The first warm weather of spring provided the perfect ambience for the first Sarah Lawrence Poetry Festival. Over the course of a mid-April weekend, members of the Sarah Lawrence and greater Westchester communities scampered between Titsworth and the Library Pillow Room to hear readings by favorite writers and to discover new voices.
Readings showcased emerging SLC student writers alongside established poets such as Ellen Bryant Voigt, Edward Hirsch, Tony Hoagland and James Tate.
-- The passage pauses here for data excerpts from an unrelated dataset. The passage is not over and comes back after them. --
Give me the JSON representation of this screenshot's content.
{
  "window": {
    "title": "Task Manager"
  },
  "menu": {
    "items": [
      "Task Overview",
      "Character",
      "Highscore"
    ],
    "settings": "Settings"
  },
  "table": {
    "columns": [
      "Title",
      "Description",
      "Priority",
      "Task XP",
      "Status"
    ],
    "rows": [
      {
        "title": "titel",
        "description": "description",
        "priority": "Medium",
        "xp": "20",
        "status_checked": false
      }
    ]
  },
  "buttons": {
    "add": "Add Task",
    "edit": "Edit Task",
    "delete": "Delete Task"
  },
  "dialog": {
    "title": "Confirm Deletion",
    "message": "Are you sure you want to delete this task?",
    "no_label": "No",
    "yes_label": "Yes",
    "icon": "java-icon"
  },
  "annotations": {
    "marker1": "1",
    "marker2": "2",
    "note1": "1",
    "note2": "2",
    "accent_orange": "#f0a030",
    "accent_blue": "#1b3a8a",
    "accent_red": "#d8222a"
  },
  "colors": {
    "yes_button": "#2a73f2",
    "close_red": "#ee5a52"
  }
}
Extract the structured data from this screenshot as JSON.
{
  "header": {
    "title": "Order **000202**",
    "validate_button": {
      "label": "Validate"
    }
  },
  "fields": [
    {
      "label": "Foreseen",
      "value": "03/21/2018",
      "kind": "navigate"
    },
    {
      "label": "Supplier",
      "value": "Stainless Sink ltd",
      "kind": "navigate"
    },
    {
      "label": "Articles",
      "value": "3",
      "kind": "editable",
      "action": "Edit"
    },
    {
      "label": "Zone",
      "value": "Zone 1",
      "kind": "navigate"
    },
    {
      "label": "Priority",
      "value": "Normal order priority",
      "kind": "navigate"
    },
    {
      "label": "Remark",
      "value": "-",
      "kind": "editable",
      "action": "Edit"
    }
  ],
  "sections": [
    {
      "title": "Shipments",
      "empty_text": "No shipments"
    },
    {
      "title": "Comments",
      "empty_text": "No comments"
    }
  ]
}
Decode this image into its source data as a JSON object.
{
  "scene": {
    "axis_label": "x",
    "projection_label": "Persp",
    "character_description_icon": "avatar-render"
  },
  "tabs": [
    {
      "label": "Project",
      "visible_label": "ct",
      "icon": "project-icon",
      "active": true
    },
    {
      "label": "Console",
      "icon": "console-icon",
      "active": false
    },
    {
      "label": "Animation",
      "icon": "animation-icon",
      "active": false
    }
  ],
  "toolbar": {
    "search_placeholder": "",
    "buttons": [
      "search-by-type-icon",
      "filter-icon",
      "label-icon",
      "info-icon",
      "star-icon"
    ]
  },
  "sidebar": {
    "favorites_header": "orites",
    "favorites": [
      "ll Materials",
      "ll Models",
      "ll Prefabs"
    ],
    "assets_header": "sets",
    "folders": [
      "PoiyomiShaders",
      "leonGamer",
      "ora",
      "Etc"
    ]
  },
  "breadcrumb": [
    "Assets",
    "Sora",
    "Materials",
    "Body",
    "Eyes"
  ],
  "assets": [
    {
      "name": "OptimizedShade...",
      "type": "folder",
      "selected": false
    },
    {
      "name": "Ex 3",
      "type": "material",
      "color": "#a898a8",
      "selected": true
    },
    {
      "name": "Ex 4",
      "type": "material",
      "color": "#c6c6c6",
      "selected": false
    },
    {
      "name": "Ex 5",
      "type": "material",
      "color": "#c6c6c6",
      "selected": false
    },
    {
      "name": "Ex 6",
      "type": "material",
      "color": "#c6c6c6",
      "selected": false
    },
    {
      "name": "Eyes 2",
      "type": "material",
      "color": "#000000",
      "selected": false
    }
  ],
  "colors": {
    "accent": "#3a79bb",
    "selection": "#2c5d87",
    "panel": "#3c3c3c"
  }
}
The two-day festival was a major undertaking in organization: It included 14 readings in concurrent sessions, two featured readings, a panel discussion and an open-mike session, as well as fundraising, publicity and reviewing portfolios of student readers.
Produced entirely by Sarah Lawrence students, the event was envisioned and spearheaded by Liz Irmiter MFA ’04. Working with classmate Alexandra Grace, undergraduates Kit Frick ’04 and Sarah Janczak ’04 and faculty advisers Kurt Brown and Jeffrey McDaniel ’90, Irmiter selected writers who represent different poetic voices ranging from free verse and New Formalism, to experimental and spoken word. The organizers, said Irmiter, “believe that poetry can appeal to everyone. The most important thing about poetry today is that there are so many voices, so many writers taking risks, whether in a new use of a traditional form or in the expression of language itself.”
The diversity of poetic styles and aesthetics was apparent throughout the event. A panel discussion, “On the Art of Revision,” comprised guest poets Bryant Voigt, Charles Martin and Tate, and faculty poets Laure-Anne Bosselaar, Vijay Seshadri and Mark Wunderlich, presented the broad spectrum of revision techniques.
And it was during this discussion that another theme emerged, when Tate insisted, “I never give up on a poem. … I’d rather see it through till the end than give up on it.” Following her reading, poet Kim Addonizio echoed Tate’s emphasis on tenacity, encouraging young writers to “persist, persist, persist” in the study of their craft. As the festival came to an end, it was clear that the persistence of Irmiter and her committee had inspired the Sarah Lawrence community, as students left the final reading determined to continue the celebration of poetry the following year.